La visite du juge à Moncloa Juan Carlos Peinado Ce fut bref. L’instructeur qui enquête Begoña Gómez pour les délits présumés de trafic d’influence et de corruption commerciale, elle est venue interroger son mari en personne et comme témoin, Pedro Sánchez. Le Président du Gouvernement, qui a eu recours à la dispense légale pour garder le silence, a seulement répondu pour clarifier son état civil avec la personne faisant l’objet de l’enquête.
Il a ensuite déposé une plainte inhabituelle auprès du parquet contre le juge pour l’avoir convoqué à témoigner en personne. Il y accuse d’être motivé par « un objectif extra-procédural ». Autrement dit, il attribue des motivations qui vont au-delà de la recherche de justice. À proprement parler, celui qui démontre ce but est Sánchez en déposant une plainte contre le juge avec un jugement d’intentions sans en développer le fondement, puisqu’une chose est une mauvaise instruction et une autre est une prévarication.
La plainte est dénuée de sens d’un point de vue juridique et n’a aucune portée. Il n’est pas non plus acceptable que le président du gouvernement, interrogé en tant que particulier, utilise les ressources de l’État pour intenter une action en justice contre le juge chargé de l’instruction du cas de son épouse, alimentant ainsi le sentiment que la position qu’il représente est attaquée.
Ce qui ressort de la réponse de Sánchez, ce sont des intentions qui vont au-delà du processus.
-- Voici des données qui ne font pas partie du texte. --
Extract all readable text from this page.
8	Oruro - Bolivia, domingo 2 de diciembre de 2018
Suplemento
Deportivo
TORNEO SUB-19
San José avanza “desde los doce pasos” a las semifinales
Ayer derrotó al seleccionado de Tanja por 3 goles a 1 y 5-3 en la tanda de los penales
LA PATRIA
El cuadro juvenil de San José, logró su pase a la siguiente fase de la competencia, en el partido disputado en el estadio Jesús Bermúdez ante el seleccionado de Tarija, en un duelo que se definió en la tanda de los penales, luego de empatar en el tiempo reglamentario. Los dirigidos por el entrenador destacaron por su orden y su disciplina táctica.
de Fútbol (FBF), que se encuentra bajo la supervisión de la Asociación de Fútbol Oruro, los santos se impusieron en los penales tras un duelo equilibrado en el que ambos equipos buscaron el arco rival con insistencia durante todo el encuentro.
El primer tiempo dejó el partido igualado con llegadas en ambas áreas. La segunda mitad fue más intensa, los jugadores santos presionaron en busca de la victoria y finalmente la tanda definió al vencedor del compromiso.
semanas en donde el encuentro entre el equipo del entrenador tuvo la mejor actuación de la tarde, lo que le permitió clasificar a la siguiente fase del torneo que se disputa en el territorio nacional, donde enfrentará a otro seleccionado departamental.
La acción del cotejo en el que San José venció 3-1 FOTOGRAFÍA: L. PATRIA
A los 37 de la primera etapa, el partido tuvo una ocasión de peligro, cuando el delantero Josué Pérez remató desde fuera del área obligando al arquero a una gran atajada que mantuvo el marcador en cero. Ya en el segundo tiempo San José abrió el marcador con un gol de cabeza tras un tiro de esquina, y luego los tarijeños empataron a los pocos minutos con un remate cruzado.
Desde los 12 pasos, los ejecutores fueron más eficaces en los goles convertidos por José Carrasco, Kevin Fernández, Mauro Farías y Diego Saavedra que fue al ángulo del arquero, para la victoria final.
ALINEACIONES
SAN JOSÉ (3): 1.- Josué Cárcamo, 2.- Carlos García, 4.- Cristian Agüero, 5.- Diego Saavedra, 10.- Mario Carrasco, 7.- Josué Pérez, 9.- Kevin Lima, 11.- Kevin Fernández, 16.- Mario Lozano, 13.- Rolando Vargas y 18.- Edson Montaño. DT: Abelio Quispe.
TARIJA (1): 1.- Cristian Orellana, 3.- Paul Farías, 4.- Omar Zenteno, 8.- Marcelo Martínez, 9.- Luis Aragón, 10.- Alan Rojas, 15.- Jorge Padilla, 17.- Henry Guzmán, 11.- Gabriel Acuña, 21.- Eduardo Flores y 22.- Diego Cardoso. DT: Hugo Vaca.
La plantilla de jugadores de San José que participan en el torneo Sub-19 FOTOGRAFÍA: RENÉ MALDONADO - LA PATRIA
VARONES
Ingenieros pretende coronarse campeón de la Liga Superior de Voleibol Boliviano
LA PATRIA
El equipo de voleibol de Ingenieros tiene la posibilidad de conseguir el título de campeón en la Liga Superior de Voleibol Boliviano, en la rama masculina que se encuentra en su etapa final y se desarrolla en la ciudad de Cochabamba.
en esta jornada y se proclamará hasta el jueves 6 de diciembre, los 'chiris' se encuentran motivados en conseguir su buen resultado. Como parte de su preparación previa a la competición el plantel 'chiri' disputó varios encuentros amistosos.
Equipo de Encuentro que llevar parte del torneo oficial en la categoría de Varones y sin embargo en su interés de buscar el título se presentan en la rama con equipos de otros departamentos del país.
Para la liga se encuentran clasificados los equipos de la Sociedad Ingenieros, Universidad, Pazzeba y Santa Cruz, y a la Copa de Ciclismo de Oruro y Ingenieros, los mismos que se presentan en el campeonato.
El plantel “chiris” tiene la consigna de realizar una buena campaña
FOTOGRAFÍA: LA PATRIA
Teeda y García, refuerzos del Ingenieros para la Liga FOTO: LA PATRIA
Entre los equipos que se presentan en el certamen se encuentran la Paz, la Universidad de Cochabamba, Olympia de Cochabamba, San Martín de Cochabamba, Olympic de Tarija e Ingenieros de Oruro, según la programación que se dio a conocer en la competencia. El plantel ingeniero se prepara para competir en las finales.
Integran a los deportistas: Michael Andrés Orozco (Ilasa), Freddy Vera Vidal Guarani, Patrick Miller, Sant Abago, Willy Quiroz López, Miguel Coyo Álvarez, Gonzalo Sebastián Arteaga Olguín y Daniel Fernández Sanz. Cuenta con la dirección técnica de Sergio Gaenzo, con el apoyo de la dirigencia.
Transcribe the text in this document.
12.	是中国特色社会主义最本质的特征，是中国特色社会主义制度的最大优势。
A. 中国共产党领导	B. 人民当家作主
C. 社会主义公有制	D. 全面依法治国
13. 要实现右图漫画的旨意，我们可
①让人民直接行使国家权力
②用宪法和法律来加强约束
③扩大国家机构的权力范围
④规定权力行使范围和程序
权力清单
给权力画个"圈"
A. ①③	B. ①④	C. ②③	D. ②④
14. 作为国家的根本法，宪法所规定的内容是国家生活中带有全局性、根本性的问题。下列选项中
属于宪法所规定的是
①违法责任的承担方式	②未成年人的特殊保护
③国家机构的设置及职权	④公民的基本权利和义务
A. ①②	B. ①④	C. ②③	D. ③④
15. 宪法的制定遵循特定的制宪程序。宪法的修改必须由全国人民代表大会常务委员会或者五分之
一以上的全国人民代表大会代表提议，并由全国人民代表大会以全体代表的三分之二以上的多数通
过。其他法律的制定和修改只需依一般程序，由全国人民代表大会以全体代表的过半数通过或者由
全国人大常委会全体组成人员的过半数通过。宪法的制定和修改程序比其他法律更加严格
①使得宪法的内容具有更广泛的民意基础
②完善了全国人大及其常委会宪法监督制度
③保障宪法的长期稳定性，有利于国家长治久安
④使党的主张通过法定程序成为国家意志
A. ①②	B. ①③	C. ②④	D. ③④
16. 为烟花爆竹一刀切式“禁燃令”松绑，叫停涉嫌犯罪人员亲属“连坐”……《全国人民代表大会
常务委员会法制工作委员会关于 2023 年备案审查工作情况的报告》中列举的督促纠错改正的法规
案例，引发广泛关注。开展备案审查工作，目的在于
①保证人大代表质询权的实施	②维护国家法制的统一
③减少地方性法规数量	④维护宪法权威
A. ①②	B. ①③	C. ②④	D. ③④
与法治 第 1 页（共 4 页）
Avec sa première lettre aux citoyens, le président a commencé à promouvoir l’idée d’une coalition d’intérêts d’extrême droite vouée à l’affaiblir politiquement avec la protection du PP. Cette conspiration, selon son histoire, utilise toutes les armes à sa disposition, y compris un front judiciaire qui « persécute » sa famille.
Il semble donc évident que cette plainte excessive tente de faire du juge Peinado un symbole du droit, un concept importé par Puigdemont pour se victimiser, et déjà couramment utilisé par les ministres et les proches du président lorsqu’ils abordent le cas Begoña. Sánchez, en revanche, perd le crédit qui lui restait lorsqu’il encourageait la « déjudiciarisation » de la politique en utilisant la justice à des fins politiques.
Nous ne serons pas en désaccord avec la défense de Sánchez lorsqu’il critique les erreurs et les maladresses commises par le juge Peinado dans son enquête. Nous sommes, à notre tour, d’accord avec le PSOE sur le fait que les partis ne devraient pas être autorisés à exercer une action populaire, une manière scandaleuse de judiciariser la politique. Quel sens cela a-t-il pour un représentant de Vox de se rendre à la Moncloa pour interroger le président dans le cadre de l’accusation ? La même question peut être étendue au rôle du PP dans le cas de l’ERE ou à celui du PSOE dans le cas de Gürtel.
Les socialistes sont là. Mais passer de cette critique à porter plainte contre un juge en présumant qu’il a été délibérément injuste et qu’il commet des tergiversations, c’est aller trop loin. Cela ne s’explique que dans le cadre de la campagne conçue par Moncloa pour détourner l’attention des doutes fondés sur les activités de son épouse, peut-être légales mais indécentes, et sur sa connaissance de celles-ci. Un fait auquel il ne voudra pas répondre devant le juge, mais que les Espagnols ont le droit de savoir.
Sánchez entend créer un brouillard pour désorienter les citoyens, en les amenant à penser que la mauvaise enquête sur une affaire ou l’intervention inappropriée d’un adversaire politique dans le cadre de l’accusation discrédite un processus défectueux. Mais il faudra plus que les erreurs des uns et l’opportunisme des autres pour que la majorité des Espagnols ne soient plus capables de distinguer la réalité de leur alibi.